La brutta fanciulla ubbidì. Furono tirate le tende e la camera rimase in penombra. Quando il re tornò dalla battuta di caccia, andò in camera da letto: aveva tanta voglia di vedere la sua bella moglie e l’adorato figlioletto. La strega, che era sempre travestita da cameriera, vedendolo si raccomandò di non far luce nella stanza perché la regina aveva mal di testa. Il re non si accorse dello scambio.
Arrivò la mezzanotte, la bambinaia vide aprirsi la porta: era la regina che si avvicinò al letto del suo figlioletto lo allattò lo baciò e dolcemente lo rimise nella culla.
Per molte notti andò avanti così: la regina entrava, prendeva in braccio il suo bambino, lo nutriva, lo baciava, lo accarezzava
La bambinaia vedeva tutto, ma non aveva il coraggio di riferire la cosa al re, finché, una notte, quando la regina venne a trovare suo figlio disse:
“Che fa il mio bel bimbo? Del capriol che fu?
Verrò due volte ancora e non tornerò più
La bambinaia, appena fu giorno, corse a riferire il fatto al re che decise di passare la notte al capezzale del suo piccino. Arrivò la mezzanotte e come sempre il fantasma della regina andò a trovare il suo piccino e baciandolo disse:
“Questa è l’ultima volta, non tornerò mai più”

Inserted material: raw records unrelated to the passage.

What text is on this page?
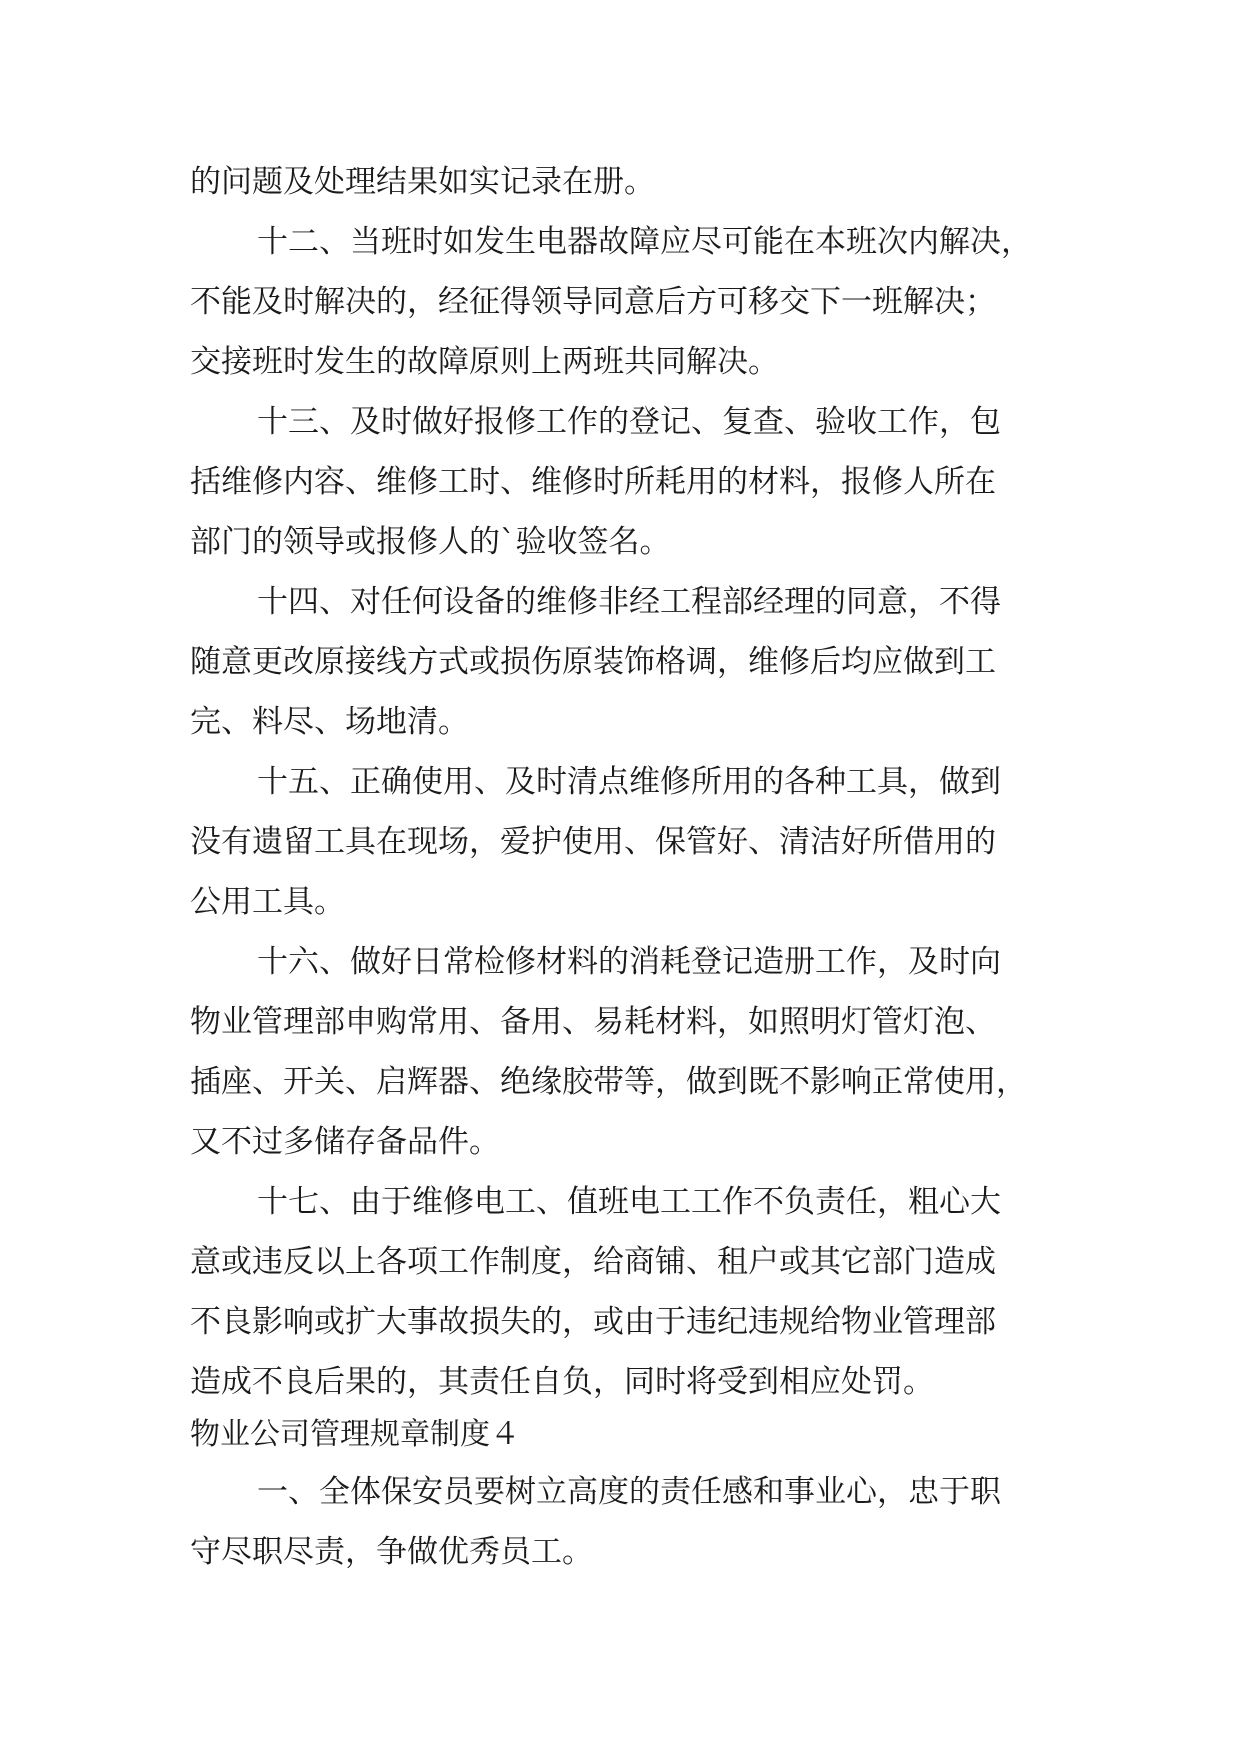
的问题及处理结果如实记录在册。
十二、当班时如发生电器故障应尽可能在本班次内解决，
不能及时解决的，经征得领导同意后方可移交下一班解决；
交接班时发生的故障原则上两班共同解决。
十三、及时做好报修工作的登记、复查、验收工作，包
括维修内容、维修工时、维修时所耗用的材料，报修人所在
部门的领导或报修人的`验收签名。
十四、对任何设备的维修非经工程部经理的同意，不得
随意更改原接线方式或损伤原装饰格调，维修后均应做到工
完、料尽、场地清。
十五、正确使用、及时清点维修所用的各种工具，做到
没有遗留工具在现场，爱护使用、保管好、清洁好所借用的
公用工具。
十六、做好日常检修材料的消耗登记造册工作，及时向
物业管理部申购常用、备用、易耗材料，如照明灯管灯泡、
插座、开关、启辉器、绝缘胶带等，做到既不影响正常使用，
又不过多储存备品件。
十七、由于维修电工、值班电工工作不负责任，粗心大
意或违反以上各项工作制度，给商铺、租户或其它部门造成
不良影响或扩大事故损失的，或由于违纪违规给物业管理部
造成不良后果的，其责任自负，同时将受到相应处罚。
物业公司管理规章制度４
一、全体保安员要树立高度的责任感和事业心，忠于职
守尽职尽责，争做优秀员工。
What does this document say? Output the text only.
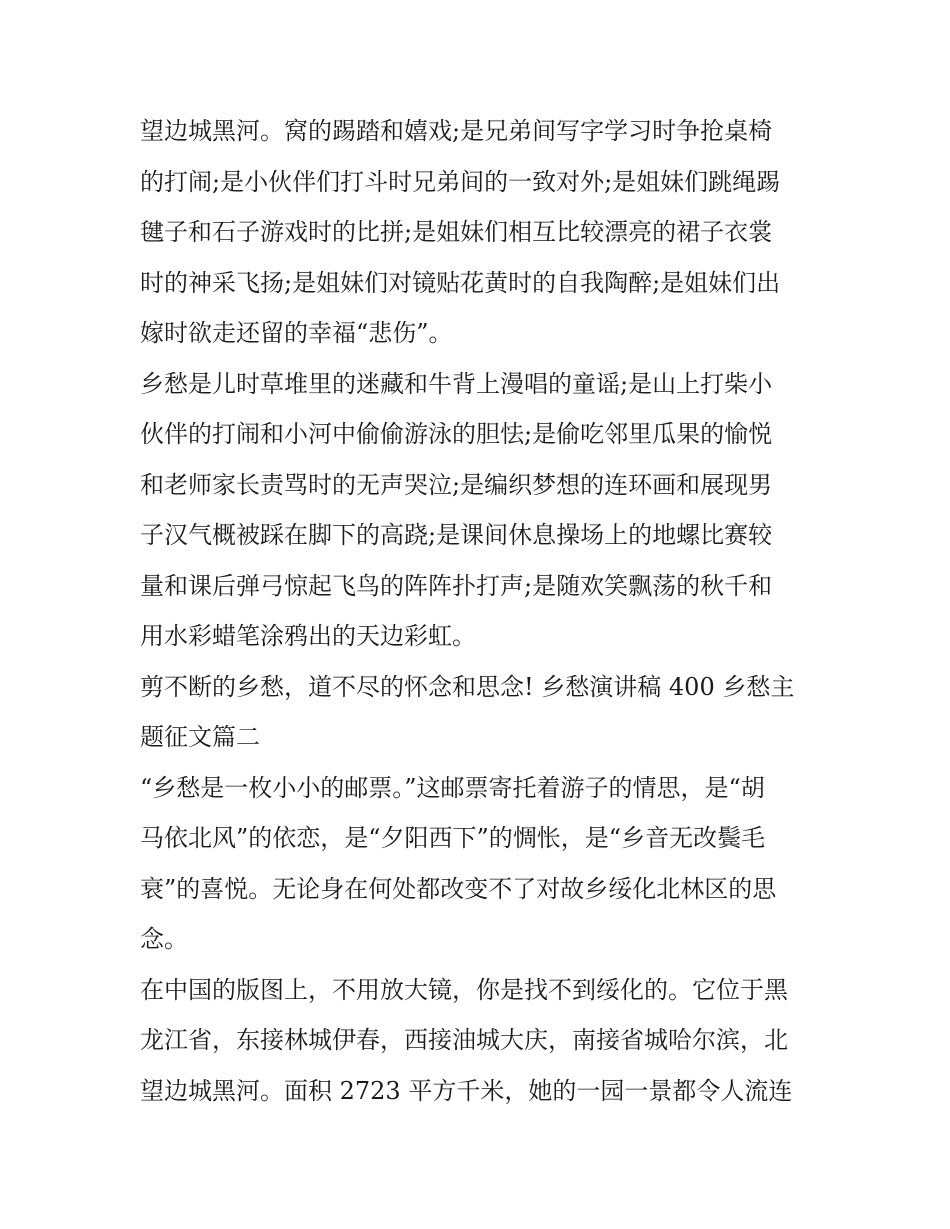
望边城黑河。窝的踢踏和嬉戏;是兄弟间写字学习时争抢桌椅
的打闹;是小伙伴们打斗时兄弟间的一致对外;是姐妹们跳绳踢
毽子和石子游戏时的比拼;是姐妹们相互比较漂亮的裙子衣裳
时的神采飞扬;是姐妹们对镜贴花黄时的自我陶醉;是姐妹们出
嫁时欲走还留的幸福“悲伤”。
乡愁是儿时草堆里的迷藏和牛背上漫唱的童谣;是山上打柴小
伙伴的打闹和小河中偷偷游泳的胆怯;是偷吃邻里瓜果的愉悦
和老师家长责骂时的无声哭泣;是编织梦想的连环画和展现男
子汉气概被踩在脚下的高跷;是课间休息操场上的地螺比赛较
量和课后弹弓惊起飞鸟的阵阵扑打声;是随欢笑飘荡的秋千和
用水彩蜡笔涂鸦出的天边彩虹。
剪不断的乡愁，道不尽的怀念和思念! 乡愁演讲稿 400 乡愁主
题征文篇二
“乡愁是一枚小小的邮票。”这邮票寄托着游子的情思，是“胡
马依北风”的依恋，是“夕阳西下”的惆怅，是“乡音无改鬓毛
衰”的喜悦。无论身在何处都改变不了对故乡绥化北林区的思
念。
在中国的版图上，不用放大镜，你是找不到绥化的。它位于黑
龙江省，东接林城伊春，西接油城大庆，南接省城哈尔滨，北
望边城黑河。面积 2723 平方千米，她的一园一景都令人流连
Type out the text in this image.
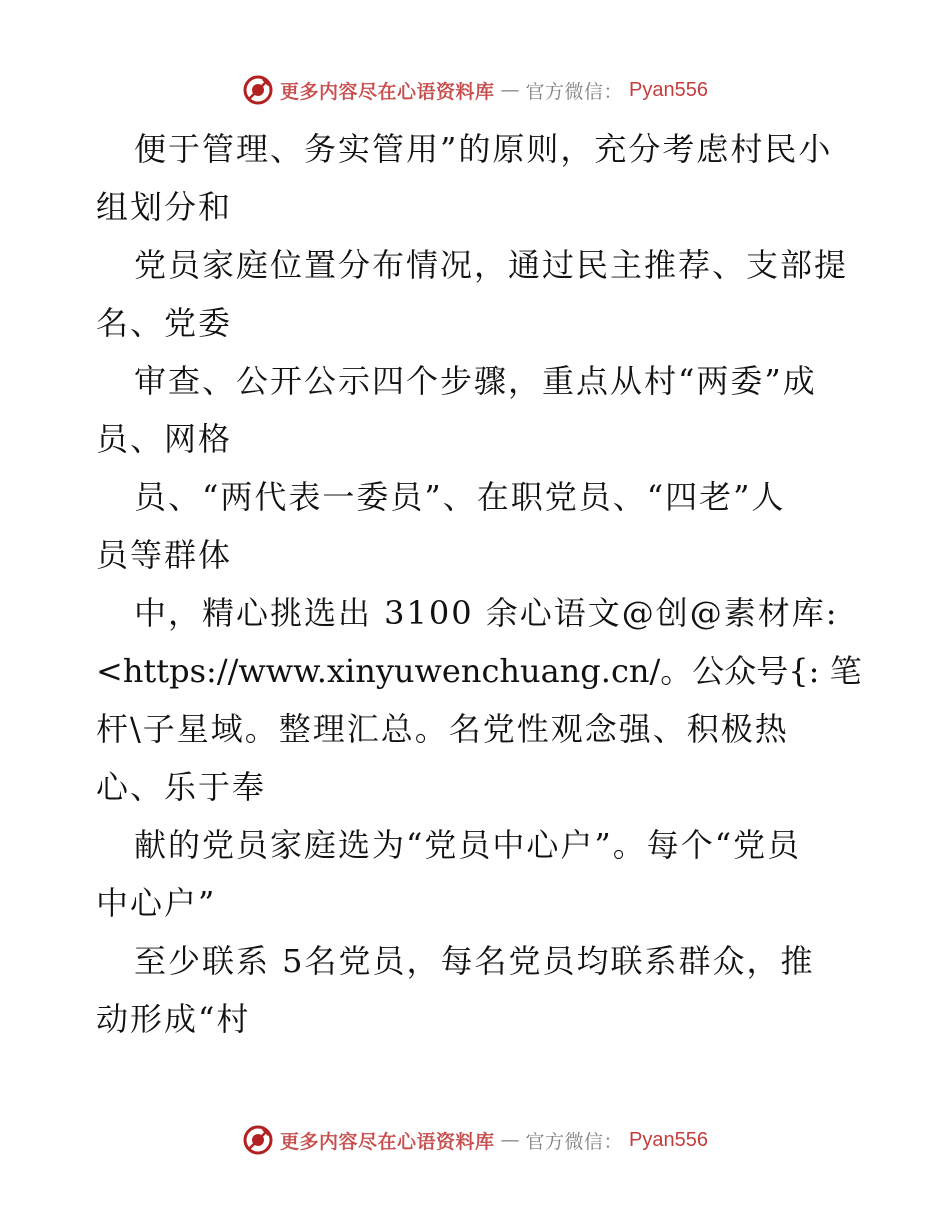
更多内容尽在心语资料库 — 官方微信： Pyan556
便于管理、务实管用”的原则，充分考虑村民小
组划分和
党员家庭位置分布情况，通过民主推荐、支部提
名、党委
审查、公开公示四个步骤，重点从村“两委”成
员、网格
员、“两代表一委员”、在职党员、“四老”人
员等群体
中，精心挑选出 3100 余心语文@创@素材库:
<https://www.xinyuwenchuang.cn/。公众号{: 笔
杆\子星域。整理汇总。名党性观念强、积极热
心、乐于奉
献的党员家庭选为“党员中心户”。每个“党员
中心户”
至少联系 5名党员，每名党员均联系群众，推
动形成“村
更多内容尽在心语资料库 — 官方微信： Pyan556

Il re le si avvicinò e disse:
-“Tu sei la mia cara sposa!” disse il re disperato
-“Sono davvero io!” rispose il fantasma. In Signore, commosso da tanto amore, fece un miracolo e la regina tornò viva e raccontò della cattiveria della matrigna e della sorellastra. Le due donne furono subito giudicate e condannate a morire al rogo, e nel momento in cui le due donne esalavano l’ultimo respiro, il capriolo divenne un bel giovane forte e robusto e, tutti insieme, vissero felici e contenti.